Maurice remercia le capitaine et retourna à la maison, impatient de faire voir ses précieux oignons à son père. Ensuite, son premier soin fut de courir chez un de ses amis nommé Arthur, qui était le fils d’un pépiniériste du voisinage. Les jardins des deux amis n’étaient séparés que par une muraille très-basse, en pierres mal jointes.

« Arthur ! Arthur ! cria Maurice, où es-tu ? j’ai besoin de ici ! »

Mais Arthur ne répondit rien et n’accourut pas comme d’habitude. « Ah ! je sais où tu es, ajouta Maurice, et je serai près de toi aussi promptement que les framboisiers me le permettront. J’ai de bonnes nouvelles à t’annoncer, j’ai quelque chose de beau à te montrer. Tu verras cela avec bien du plaisir, Arthur !… Mais voici quelque chose que je ne vois pas avec plaisir, moi. »

Après avoir traversé les framboisiers, il se trouvait dans son jardin et voyait sa cloche, sa cloche bien aimée, sous laquelle des concombres poussaient d’une façon si luxuriante, son unique cloche enfin, mise en morceaux.

« J’en suis bien fâché, dit Arthur qui se tenait de l’autre, côté du mur debout appuyé sur sa bêche ; je craignais que tu ne te misses en colère contre moi.

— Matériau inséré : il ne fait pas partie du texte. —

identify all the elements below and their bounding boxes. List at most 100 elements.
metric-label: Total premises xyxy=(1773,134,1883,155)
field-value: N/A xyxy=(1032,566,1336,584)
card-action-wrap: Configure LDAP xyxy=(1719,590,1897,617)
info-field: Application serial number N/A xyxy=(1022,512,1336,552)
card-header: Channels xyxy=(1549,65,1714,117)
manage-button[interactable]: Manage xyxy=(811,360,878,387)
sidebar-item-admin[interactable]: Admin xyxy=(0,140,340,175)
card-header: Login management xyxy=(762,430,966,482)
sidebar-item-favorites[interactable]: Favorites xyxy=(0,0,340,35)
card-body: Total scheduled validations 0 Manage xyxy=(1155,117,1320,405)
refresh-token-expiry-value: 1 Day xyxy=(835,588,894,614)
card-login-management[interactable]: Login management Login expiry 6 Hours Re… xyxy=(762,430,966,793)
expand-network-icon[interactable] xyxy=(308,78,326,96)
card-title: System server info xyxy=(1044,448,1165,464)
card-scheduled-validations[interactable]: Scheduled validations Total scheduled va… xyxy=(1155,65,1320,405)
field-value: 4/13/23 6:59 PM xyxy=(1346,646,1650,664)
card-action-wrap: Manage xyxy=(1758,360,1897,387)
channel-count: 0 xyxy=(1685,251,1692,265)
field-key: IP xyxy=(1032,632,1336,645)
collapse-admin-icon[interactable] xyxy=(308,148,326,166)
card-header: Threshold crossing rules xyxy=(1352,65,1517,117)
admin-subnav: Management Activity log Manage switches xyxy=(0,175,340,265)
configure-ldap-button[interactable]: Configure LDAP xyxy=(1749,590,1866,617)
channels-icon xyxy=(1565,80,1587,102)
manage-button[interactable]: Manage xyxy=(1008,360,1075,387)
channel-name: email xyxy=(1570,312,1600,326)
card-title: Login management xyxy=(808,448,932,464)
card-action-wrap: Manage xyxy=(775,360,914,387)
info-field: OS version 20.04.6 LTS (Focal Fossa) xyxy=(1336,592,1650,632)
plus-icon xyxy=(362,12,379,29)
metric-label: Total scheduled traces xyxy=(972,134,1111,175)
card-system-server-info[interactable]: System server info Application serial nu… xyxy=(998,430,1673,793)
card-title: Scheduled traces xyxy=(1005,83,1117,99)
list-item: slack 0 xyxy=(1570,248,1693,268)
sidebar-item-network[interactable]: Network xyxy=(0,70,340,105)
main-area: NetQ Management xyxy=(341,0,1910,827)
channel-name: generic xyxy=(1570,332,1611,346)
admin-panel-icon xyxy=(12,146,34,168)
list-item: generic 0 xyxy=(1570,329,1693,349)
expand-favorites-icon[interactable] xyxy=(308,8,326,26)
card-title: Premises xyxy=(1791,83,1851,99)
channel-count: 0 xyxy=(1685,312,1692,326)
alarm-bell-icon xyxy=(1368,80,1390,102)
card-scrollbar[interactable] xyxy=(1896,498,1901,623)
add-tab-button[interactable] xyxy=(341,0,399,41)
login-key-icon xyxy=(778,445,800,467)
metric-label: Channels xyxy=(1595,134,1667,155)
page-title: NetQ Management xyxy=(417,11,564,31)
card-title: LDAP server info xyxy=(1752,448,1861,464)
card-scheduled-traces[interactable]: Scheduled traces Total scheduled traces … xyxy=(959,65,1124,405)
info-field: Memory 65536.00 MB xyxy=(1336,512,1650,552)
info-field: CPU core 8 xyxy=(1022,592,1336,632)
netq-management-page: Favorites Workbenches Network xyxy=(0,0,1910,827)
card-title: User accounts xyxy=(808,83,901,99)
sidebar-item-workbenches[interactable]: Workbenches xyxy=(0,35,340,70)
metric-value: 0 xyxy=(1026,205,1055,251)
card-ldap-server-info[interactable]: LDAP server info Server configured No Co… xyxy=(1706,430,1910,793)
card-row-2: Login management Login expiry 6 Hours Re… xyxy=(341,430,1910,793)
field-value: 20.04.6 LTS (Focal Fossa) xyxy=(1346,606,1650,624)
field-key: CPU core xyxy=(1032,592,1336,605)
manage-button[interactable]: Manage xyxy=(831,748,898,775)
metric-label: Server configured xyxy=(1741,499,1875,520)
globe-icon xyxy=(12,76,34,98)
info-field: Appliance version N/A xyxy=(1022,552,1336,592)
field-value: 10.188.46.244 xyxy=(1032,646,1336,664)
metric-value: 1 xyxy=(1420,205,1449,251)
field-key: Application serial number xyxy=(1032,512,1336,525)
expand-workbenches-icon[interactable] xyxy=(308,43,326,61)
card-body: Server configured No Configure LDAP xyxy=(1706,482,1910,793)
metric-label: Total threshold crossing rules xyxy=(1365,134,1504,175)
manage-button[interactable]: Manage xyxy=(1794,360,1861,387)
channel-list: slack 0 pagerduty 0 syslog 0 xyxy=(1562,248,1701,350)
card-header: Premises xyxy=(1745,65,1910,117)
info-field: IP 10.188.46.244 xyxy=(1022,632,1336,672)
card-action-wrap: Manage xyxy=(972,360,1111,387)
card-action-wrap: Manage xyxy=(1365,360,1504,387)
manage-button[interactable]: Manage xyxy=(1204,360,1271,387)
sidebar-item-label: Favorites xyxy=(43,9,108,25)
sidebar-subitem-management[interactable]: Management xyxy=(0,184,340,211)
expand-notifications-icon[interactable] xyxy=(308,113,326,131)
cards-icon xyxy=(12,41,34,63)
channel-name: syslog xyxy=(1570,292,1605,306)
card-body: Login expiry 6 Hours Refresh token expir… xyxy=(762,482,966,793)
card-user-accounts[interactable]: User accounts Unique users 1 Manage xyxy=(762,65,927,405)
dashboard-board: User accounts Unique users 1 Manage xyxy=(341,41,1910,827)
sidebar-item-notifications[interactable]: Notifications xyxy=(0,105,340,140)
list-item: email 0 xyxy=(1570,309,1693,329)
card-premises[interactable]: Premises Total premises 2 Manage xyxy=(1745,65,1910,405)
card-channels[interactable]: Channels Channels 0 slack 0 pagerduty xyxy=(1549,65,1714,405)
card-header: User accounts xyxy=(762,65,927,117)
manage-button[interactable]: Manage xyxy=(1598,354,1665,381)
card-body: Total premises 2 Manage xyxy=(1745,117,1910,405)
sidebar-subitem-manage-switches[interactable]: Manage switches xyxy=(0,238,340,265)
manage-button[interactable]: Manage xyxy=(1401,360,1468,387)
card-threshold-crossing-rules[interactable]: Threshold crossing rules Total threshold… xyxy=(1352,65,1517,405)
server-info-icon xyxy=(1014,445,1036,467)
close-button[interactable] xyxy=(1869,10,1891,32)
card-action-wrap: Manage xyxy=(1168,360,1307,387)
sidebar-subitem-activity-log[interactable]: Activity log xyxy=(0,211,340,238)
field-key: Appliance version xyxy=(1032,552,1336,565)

— Quoi ! c’est toi qui as brisé ma cloche ? comment as-tu donc fait ?

— Je jetais de mauvaises herbes et des débris par-dessus la muraille, et par malheur, il en est tombé sur ta cloche. »

Maurice enleva la terre et l’herbe qui étaient tombées sur ces concombres à travers le verre cassé. Il les contempla pendant un instant en silence.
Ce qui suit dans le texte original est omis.